Un bouleversement discret pour le suivi des sols
Le projet de loi sur la simplification de la vie économique, adopté mardi par l’Assemblée nationale, introduit une modification importante : certains projets industriels pourront ne pas être comptabilisés dans la consommation d’espaces naturels, agricoles et forestiers. Concrètement, cela signifie une nouvelle façon de mesurer l’artificialisation des sols qui pourrait accélérer des autorisations de projets. Exemple concret : la transformation d’une friche industrielle en entrepôt pourrait, sous conditions, ne pas augmenter le compteur national d’espaces consommés. Points clés :
- Quel changement : exclusion de certains projets industriels du calcul officiel.
- Effet immédiat : potentielle accélération des procédures d’implantation.
- Exemple : réhabilitation d’une friche vs création sur terres agricoles.
Quels projets sont ciblés ? critères et typologies
La rédaction vise essentiellement des opérations d’implantation industrielle ou d’extension sur des sites déjà artificialisés ou sur des zones aménagées. On peut anticiper que seront concernés : reconversions de friches, extensions sur emprises existantes, et densifications industrielles. Exemples précis : agrandissement d’un parc logistique à l’intérieur d’une zone industrielle existante ; réemploi d’une usine abandonnée pour une activité manufacturière. Critères possibles :
- Emprise préalable : site déjà bâti ou étalé.
- Fonction industrielle : maintien ou intensification d’une activité productive.
- Absence d’impact sur zones protégées : pas d’empiètement sur zones naturelles protégées.
Impacts économiques attendus
Les partisans avancent que cette mesure favorisera la compétitivité, l’implantation rapide d’entreprises et la création d’emplois locaux, en limitant les freins administratifs liés au suivi national des consommations d’espaces. Par exemple, un groupe souhaitant moderniser son site de production pourrait lancer les travaux plus vite si l’extension n’alourdit pas les statistiques nationales. Effets potentiels :
- Accélération des investissements industriels.
- Attractivité renforcée pour les zones industrielles existantes.
- Exemple métier : modernisation d’usine, montée en gamme technologique.

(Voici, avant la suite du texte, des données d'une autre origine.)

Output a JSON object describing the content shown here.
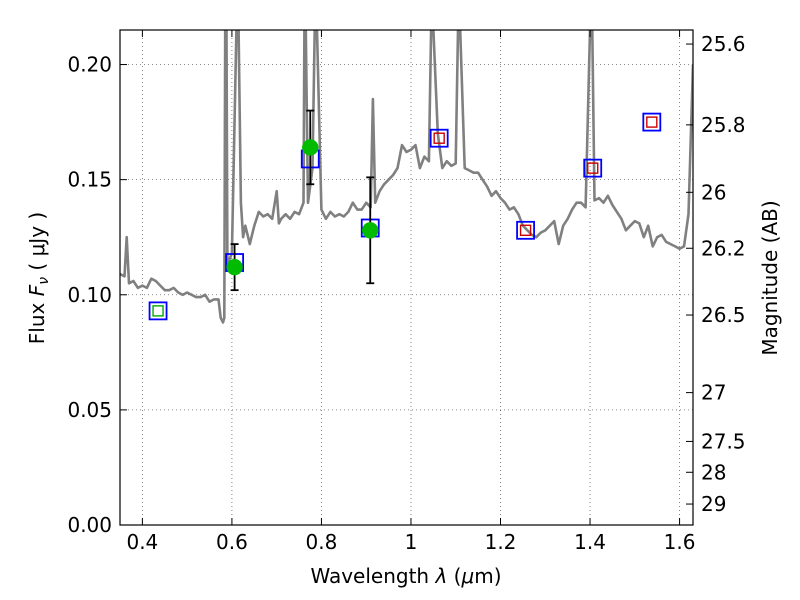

Risques pour l’environnement et l’agriculture
Toutefois, l’exclusion de certains projets du comptage peut masquer une perte cumulative d’espaces naturels et agricoles si le périmètre d’exclusion n’est pas strictement encadré. On risque une multiplication d’opérations qui, prises isolément, semblent neutres mais, cumulées, favorisent l’éclatement territorial et la fragmentation des habitats. Exemples d’effets indésirables :
- Imperméabilisation accrue : sols scellés malgré réemploi partiel.
- Perte de corridors écologiques : fragmentation des milieux naturels.
- Impact agricole : mitage des parcelles proches des zones industrielles.
Garanties et mesures d’encadrement recommandées
Pour concilier relance économique et préservation des espaces, plusieurs garde-fous peuvent être envisagés. Il est essentiel de définir des critères précis, des obligations de compensation et des mécanismes de contrôle. Par exemple, rendre conditionnelle l’exclusion au respect d’un plan local (PLU/SCOT), ou imposer des mesures de renaturation. Mesures types :
- Priorité aux friches et aux toitures existantes pour l’implantation.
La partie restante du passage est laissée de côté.